16) Study (Studying):
'Study' refers to the detailed research investigation designed to evaluate the efficacy of the Q-absorbance ratio method for drug estimation. This term highlights the systematic approach used in the research, reflecting the meticulous planning necessary to ensure both validity and application of results in the pharmaceutical field.
17) Noise:
'Noise' refers to the background signals or fluctuations that can interfere with measurements in spectrophotometric analysis. Understanding and mitigating noise is crucial in achieving accurate, reproducible results and emphasizes the importance of rigorous methodology to enhance the reliability of the obtained data.
18) Line:
'Line' in this research likely pertains to linearity in the calibration curves express correlations between drug concentration and absorbance.
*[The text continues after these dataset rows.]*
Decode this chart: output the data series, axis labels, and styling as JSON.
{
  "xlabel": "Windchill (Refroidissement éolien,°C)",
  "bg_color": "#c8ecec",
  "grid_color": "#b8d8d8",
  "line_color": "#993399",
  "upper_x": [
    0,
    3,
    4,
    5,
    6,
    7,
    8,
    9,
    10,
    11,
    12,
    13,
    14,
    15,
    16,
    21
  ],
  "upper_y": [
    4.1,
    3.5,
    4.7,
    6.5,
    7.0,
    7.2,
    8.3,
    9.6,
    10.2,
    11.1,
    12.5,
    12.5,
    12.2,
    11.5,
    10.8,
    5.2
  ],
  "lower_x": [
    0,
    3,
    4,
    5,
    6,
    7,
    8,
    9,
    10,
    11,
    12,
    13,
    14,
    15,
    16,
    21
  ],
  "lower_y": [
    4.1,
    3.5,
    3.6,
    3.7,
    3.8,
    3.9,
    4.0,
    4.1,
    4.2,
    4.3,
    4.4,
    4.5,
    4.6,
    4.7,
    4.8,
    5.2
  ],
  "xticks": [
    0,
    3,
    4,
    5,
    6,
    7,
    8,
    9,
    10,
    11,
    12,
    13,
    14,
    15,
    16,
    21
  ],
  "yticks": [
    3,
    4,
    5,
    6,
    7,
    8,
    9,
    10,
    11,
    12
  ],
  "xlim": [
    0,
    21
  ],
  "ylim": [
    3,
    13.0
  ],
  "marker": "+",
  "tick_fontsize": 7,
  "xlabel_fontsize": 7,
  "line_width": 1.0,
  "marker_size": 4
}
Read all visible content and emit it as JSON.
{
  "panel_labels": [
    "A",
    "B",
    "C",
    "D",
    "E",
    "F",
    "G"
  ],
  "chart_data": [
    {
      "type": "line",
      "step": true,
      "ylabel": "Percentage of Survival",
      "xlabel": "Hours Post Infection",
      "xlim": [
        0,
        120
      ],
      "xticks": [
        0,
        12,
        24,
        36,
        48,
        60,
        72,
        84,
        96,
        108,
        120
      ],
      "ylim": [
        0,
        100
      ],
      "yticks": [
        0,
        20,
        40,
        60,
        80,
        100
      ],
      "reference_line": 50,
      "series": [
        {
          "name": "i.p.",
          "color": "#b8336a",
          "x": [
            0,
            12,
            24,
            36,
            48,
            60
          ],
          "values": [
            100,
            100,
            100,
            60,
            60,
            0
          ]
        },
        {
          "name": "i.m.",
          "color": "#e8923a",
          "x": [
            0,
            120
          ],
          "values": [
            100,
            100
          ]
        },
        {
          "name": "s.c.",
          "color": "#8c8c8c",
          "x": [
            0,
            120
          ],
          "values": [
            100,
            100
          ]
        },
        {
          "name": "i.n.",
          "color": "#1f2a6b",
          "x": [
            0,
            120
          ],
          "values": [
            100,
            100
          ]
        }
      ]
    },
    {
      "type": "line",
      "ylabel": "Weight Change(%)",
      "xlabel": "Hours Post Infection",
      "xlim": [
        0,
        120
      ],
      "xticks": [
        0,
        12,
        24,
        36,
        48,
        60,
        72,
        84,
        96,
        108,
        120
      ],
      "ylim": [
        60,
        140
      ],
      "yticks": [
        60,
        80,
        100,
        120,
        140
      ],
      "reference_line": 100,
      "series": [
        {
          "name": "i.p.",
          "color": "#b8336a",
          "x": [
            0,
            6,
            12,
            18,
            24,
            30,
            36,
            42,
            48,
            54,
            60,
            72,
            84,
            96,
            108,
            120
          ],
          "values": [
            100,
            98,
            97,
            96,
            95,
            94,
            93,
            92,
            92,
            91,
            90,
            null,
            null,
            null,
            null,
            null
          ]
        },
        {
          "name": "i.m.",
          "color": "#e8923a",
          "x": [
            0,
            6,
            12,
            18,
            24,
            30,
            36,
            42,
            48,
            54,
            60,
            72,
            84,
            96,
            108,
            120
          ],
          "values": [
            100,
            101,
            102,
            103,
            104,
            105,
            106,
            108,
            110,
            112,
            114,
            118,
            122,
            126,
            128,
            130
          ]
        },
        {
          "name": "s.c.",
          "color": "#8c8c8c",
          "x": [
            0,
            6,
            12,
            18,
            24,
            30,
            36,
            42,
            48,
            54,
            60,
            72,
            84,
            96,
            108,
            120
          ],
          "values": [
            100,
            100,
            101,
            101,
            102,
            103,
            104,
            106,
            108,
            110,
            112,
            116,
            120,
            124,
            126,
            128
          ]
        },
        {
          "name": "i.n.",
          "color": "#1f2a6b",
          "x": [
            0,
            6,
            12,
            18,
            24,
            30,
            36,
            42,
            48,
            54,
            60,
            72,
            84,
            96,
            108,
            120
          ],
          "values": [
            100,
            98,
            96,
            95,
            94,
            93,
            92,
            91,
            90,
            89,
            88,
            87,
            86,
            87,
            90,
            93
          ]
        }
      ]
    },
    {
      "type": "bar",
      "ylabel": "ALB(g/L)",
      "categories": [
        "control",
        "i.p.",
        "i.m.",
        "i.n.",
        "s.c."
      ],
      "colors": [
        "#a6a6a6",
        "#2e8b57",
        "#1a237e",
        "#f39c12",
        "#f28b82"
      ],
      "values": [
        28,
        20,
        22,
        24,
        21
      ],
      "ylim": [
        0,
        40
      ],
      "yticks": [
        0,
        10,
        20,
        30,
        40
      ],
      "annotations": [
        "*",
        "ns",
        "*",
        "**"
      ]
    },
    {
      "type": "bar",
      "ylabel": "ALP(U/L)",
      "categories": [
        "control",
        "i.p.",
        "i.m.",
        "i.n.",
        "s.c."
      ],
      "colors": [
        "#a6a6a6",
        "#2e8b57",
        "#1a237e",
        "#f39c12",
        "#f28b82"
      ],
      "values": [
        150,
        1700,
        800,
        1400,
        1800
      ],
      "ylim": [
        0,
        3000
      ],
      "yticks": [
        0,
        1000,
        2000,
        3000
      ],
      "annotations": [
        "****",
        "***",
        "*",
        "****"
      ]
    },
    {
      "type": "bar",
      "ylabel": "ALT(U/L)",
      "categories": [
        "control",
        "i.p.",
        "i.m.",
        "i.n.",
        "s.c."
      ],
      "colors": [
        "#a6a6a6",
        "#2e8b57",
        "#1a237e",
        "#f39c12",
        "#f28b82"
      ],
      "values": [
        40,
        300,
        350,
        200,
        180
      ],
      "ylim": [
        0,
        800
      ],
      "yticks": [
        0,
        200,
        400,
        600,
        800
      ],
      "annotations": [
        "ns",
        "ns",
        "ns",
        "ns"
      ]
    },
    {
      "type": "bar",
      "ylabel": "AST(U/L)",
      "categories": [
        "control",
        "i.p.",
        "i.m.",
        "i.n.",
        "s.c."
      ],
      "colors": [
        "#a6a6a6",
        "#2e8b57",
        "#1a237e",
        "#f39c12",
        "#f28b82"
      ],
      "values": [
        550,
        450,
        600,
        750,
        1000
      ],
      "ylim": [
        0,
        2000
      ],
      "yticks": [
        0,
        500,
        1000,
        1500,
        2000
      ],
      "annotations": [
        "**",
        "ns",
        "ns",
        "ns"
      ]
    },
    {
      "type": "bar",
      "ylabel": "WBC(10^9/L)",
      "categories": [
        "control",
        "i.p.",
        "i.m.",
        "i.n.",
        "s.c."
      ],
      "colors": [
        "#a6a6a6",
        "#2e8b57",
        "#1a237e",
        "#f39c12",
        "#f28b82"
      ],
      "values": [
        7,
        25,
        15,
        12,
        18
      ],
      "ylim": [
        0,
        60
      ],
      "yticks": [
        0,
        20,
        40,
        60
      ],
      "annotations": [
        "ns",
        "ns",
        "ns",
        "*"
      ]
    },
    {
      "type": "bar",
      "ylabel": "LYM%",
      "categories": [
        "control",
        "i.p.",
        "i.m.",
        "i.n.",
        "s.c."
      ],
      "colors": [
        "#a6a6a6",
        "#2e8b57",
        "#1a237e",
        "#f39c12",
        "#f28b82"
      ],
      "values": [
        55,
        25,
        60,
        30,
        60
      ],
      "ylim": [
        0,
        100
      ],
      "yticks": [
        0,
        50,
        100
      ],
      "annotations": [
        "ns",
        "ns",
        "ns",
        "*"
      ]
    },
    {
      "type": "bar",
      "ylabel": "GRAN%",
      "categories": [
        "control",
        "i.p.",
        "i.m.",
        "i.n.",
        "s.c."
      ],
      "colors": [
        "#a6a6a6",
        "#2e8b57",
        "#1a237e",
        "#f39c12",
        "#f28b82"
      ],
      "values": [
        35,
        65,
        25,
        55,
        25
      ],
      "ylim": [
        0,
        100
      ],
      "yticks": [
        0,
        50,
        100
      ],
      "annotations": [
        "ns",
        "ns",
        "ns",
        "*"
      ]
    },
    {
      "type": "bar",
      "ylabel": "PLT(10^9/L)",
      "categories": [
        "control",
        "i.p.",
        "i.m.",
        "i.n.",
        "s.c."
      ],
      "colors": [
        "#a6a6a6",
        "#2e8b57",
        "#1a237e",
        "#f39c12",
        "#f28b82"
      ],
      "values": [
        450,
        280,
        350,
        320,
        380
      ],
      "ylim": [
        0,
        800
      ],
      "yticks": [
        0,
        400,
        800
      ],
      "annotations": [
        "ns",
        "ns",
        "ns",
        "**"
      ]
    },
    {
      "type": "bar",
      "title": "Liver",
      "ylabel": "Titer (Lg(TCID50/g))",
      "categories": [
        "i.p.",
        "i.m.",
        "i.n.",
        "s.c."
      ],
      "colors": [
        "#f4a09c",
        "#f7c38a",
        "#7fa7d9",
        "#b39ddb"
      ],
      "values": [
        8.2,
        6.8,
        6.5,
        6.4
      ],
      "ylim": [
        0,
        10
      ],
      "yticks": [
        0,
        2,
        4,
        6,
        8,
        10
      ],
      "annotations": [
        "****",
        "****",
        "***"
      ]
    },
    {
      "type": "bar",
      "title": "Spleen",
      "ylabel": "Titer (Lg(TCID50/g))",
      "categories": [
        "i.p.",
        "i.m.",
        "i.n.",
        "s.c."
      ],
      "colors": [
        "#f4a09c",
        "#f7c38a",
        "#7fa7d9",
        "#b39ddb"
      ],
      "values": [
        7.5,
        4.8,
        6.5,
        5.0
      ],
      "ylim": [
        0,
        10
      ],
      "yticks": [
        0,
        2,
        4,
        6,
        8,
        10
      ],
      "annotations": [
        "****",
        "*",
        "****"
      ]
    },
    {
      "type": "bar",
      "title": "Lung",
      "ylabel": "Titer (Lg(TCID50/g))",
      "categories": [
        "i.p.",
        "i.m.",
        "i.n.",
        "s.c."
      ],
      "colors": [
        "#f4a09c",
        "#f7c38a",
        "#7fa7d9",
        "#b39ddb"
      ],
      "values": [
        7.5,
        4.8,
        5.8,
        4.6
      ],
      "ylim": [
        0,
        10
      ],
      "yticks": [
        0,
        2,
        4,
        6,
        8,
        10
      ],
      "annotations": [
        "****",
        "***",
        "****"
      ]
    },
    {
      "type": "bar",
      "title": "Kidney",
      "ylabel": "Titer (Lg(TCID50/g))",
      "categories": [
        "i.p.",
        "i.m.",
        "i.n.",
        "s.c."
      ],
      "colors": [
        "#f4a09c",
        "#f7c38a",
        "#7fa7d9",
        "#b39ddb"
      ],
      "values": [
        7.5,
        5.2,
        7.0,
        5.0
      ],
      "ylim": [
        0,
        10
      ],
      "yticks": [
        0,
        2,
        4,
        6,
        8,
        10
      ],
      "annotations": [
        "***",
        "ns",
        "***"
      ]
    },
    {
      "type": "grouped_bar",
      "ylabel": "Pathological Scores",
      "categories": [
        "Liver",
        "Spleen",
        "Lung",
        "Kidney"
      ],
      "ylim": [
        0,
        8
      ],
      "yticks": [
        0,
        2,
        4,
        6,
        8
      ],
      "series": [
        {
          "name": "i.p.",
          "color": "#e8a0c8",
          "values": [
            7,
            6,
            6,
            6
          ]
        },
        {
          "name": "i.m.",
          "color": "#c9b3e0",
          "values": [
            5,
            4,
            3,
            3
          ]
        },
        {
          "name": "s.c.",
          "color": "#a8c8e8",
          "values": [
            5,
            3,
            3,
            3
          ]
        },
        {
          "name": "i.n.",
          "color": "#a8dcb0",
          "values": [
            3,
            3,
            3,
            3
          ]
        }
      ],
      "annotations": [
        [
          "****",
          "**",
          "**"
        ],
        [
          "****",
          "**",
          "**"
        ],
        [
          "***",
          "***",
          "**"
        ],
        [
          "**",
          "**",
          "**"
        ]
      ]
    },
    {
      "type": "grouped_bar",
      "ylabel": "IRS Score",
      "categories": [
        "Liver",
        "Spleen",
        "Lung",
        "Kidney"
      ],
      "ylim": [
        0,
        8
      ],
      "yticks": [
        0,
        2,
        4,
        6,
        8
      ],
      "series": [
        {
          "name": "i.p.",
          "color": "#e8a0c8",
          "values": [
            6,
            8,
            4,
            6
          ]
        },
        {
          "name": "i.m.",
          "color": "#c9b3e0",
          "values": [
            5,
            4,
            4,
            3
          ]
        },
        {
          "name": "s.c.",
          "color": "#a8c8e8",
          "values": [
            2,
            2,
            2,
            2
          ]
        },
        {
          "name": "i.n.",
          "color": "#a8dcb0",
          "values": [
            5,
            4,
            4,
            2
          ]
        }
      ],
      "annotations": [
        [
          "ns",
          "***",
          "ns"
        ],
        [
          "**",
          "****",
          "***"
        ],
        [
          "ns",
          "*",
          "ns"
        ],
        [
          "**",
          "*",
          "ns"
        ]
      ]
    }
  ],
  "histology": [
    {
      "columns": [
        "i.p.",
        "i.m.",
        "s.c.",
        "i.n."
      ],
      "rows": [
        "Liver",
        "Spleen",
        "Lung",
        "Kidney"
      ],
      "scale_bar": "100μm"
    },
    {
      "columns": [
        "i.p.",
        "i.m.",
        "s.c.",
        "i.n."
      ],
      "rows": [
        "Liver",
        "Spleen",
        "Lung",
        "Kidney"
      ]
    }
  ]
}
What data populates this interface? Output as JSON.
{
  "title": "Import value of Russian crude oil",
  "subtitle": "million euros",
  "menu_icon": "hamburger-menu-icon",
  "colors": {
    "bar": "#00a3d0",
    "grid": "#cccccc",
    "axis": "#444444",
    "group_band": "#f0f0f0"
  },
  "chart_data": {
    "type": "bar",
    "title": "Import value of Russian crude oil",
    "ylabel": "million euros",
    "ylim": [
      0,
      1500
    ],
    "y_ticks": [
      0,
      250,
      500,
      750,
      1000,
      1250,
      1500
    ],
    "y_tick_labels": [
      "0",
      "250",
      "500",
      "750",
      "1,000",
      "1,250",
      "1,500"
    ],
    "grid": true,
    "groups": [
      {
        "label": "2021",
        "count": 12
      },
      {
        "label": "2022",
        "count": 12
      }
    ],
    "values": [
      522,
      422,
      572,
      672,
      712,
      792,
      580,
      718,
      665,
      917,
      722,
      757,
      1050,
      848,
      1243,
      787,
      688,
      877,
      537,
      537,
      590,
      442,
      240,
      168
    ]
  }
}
Establishing a linear relationship is fundamental for validating analytical methods, ensuring that results can be appropriately interpreted and reliably applied in clinical settings.
Other Science Concepts:
Discover the significance of concepts within the article: ‘Q-absorbance ratio method for cilostazol and imipramine estimation’. Further sources in the context of Science might help you critically compare this page with similair documents:
Central nervous system, Literature survey, Recovery study, Regression analysis, Therapeutic focus, Limit of detection, Limit of quantification, Sample preparation, Calibration curve, Limit of Detection (LOD), Limit of Quantification (LOQ), Pharmaceutical formulation, UV-visible spectrophotometer, Method validation, Spectrophotometric determination, Relative standard deviation, Spectrophotometric analysis, Routine Analysis, Spectrophotometric estimation, Standard solution, Molecular structure, Tricyclic antidepressant, Digital analytical balance.